1.2. In ihrer Stellungnahme vom 16.02.2009 teilte die BH St. Johann/Pongau als Wasserrechtsbehörde mit, dass das Vorhaben im Schongebiet der Gasteiner Thermalquellen sowie der Gefahrenzonen des „Scheiblingbaches“ und des „Kötschachbaches“ liege und im Nordwesten des Grundstückes das Biotop 212 „Hochstaudenflur“ liege. Seitens der Naturschutzbeauftragten sei überdies festgestellt worden, dass für Maßnahmen, soweit sie den auf dem Grundstück Nr. 213/1, KG Remsach, befindlichen Teil des Biotops betreffen, keine naturschutzbehördliche Bewilligungspflicht bestehe.
1.3. Die Standortgemeinde Bad Gastein verwies in ihrer Stellungnahme vom 05.03.2009 auf die bereits erfolgte Erteilung eines Bebauungsplanes der Grundstufe sowie einer Bauplatzerklärung für die 1. Bauetappe des gegenständlichen Projektes. Überdies gäbe es keine Einwendungen gegen das Gesamtprojekt bzw. die 2. Bauetappe.

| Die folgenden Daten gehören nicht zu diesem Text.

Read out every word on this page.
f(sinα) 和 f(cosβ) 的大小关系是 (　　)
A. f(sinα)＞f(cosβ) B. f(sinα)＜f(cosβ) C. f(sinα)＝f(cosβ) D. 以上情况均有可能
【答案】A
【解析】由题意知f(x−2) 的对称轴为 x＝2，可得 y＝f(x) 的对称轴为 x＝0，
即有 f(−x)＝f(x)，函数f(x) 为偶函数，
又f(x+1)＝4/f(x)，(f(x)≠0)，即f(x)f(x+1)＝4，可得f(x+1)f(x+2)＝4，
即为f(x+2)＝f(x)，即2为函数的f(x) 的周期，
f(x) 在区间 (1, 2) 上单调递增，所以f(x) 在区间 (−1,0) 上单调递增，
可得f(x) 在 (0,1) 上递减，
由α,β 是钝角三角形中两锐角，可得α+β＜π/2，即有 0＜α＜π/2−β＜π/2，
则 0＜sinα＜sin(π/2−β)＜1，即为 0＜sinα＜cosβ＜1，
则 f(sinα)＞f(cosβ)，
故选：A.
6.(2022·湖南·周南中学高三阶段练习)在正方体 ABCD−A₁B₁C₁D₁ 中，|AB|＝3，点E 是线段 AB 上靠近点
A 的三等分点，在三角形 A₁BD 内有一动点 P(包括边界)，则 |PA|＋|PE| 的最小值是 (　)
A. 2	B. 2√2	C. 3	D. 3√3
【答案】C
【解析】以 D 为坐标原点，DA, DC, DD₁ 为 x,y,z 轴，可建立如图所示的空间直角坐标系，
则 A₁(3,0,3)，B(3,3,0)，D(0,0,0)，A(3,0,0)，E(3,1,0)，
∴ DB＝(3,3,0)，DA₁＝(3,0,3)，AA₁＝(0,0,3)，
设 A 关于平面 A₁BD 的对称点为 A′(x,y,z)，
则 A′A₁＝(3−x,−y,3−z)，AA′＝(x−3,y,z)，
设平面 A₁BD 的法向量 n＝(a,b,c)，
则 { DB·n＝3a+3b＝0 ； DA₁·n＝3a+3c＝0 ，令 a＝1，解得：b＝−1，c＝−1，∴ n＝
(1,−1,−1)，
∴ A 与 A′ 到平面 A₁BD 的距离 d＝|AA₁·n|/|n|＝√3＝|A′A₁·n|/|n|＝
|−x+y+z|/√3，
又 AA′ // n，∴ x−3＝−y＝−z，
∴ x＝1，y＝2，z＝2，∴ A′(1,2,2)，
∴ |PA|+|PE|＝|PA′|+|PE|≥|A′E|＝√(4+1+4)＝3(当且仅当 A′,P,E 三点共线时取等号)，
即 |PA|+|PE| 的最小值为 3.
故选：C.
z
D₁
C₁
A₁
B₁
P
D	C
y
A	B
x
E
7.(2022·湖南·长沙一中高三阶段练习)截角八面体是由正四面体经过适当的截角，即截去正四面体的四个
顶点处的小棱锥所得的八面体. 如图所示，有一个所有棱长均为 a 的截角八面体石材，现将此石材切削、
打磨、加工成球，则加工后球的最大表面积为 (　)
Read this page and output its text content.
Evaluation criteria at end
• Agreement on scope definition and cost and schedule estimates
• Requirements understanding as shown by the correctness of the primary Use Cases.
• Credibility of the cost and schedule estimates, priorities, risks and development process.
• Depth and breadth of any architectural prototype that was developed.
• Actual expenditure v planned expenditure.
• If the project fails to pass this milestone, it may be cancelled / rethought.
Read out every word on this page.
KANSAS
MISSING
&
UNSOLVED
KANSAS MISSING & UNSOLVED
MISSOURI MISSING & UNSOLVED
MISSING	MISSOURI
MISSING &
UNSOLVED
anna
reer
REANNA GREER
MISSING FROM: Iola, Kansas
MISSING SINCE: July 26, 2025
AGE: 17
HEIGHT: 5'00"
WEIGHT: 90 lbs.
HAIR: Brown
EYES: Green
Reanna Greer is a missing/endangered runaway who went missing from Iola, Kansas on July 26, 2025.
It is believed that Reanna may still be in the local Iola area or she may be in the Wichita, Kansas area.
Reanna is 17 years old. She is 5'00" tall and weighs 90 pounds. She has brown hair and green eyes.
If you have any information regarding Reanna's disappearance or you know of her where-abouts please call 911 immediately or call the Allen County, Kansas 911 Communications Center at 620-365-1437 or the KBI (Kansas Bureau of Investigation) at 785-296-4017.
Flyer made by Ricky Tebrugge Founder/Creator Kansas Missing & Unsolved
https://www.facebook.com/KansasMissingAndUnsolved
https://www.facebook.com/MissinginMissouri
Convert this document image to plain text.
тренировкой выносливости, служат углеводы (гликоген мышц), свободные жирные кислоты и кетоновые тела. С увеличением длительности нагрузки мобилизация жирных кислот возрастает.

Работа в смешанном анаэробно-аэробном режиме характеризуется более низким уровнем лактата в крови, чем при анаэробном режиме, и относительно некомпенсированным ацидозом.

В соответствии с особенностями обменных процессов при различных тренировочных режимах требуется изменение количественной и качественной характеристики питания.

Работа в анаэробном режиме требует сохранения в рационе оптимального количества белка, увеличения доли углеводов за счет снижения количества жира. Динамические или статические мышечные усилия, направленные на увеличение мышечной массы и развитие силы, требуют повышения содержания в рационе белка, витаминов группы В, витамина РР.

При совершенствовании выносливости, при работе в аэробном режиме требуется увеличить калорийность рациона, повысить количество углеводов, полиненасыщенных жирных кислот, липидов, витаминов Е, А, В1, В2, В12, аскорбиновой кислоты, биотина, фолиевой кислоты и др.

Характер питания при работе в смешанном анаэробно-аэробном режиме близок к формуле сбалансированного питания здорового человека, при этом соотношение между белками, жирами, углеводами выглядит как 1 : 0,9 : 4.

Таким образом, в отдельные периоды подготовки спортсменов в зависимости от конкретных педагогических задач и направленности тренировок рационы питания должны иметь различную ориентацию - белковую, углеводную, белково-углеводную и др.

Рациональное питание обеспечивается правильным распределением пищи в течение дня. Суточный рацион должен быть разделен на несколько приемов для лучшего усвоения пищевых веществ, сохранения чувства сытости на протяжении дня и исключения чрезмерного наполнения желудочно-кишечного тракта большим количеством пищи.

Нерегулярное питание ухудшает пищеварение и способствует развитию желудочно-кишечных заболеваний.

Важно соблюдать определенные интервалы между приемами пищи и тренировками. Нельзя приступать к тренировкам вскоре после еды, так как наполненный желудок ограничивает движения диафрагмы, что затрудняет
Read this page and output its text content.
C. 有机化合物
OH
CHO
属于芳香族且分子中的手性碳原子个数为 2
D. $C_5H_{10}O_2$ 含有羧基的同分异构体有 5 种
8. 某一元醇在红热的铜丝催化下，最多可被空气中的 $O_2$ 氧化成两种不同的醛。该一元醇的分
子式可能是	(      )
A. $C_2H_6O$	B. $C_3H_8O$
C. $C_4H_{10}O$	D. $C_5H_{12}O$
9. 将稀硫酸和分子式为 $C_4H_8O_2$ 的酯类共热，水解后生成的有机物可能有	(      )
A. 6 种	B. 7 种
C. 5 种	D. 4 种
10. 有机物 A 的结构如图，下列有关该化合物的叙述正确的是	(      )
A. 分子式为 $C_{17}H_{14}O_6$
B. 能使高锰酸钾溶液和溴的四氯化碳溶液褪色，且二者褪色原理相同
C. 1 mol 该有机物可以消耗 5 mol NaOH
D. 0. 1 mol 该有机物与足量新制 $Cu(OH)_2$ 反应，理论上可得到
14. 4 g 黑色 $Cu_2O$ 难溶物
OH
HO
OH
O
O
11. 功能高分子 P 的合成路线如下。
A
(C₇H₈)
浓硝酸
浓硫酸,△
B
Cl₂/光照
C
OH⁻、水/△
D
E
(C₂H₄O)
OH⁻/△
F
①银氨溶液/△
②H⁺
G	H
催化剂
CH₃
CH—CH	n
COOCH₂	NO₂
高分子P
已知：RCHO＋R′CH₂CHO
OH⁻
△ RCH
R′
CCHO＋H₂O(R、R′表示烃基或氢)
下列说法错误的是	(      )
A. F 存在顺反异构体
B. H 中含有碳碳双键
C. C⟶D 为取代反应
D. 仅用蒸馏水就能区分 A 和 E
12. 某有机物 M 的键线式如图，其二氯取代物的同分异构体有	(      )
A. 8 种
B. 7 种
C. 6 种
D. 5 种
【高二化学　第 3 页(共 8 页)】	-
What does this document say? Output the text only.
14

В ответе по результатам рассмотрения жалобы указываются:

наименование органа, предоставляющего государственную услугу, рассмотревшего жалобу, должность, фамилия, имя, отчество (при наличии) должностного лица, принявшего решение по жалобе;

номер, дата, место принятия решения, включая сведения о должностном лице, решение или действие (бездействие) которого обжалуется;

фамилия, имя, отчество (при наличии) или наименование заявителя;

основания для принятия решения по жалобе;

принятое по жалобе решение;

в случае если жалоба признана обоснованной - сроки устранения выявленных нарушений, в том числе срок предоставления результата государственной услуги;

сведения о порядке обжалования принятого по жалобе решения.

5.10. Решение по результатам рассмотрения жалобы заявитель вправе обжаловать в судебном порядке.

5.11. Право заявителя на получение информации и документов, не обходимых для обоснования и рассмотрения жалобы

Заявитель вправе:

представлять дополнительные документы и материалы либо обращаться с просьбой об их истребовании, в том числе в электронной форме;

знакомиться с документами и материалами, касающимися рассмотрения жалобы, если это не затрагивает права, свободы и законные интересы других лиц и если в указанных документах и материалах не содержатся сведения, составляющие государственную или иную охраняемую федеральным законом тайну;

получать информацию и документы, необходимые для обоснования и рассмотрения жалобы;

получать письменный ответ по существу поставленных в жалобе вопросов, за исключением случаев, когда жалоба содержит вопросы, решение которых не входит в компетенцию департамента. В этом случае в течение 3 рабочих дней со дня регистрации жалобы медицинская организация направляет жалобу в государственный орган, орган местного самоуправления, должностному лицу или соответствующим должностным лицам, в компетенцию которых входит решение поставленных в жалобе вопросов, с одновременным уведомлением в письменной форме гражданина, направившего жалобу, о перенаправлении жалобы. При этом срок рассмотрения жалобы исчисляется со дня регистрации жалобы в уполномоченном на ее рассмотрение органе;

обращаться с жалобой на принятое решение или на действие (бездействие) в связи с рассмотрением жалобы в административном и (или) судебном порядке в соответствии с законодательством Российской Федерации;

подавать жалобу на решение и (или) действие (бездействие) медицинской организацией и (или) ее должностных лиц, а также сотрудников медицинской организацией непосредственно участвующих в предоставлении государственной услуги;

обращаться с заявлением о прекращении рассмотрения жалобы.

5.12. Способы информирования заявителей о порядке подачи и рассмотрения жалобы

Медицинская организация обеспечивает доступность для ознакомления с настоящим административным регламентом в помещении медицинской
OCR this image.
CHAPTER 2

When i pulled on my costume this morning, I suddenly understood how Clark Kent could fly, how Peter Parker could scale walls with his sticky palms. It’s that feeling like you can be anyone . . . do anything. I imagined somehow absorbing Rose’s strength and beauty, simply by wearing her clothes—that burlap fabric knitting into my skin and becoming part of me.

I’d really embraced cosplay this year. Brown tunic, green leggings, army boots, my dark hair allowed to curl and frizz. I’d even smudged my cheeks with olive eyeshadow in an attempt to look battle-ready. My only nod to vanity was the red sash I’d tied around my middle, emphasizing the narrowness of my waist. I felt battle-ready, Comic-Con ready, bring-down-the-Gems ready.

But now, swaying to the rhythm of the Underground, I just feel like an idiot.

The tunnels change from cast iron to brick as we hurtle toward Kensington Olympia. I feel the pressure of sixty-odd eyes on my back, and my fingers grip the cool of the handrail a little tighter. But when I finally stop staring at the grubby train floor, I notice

1.4. Auch das wasserwirtschaftliche Planungsorgan wies in seiner Stellungnahme vom 17.03.2009 darauf hin, dass das geplante Vorhaben sich im weiteren Schongebiet der Gasteiner Thermalquellen befände und führte weiters jene Maßnahmen an, die vor ihrer Durchführung in derartigen Schongebieten jedenfalls einer wasserrechtlichen Bewilligung bedürften.
1.5.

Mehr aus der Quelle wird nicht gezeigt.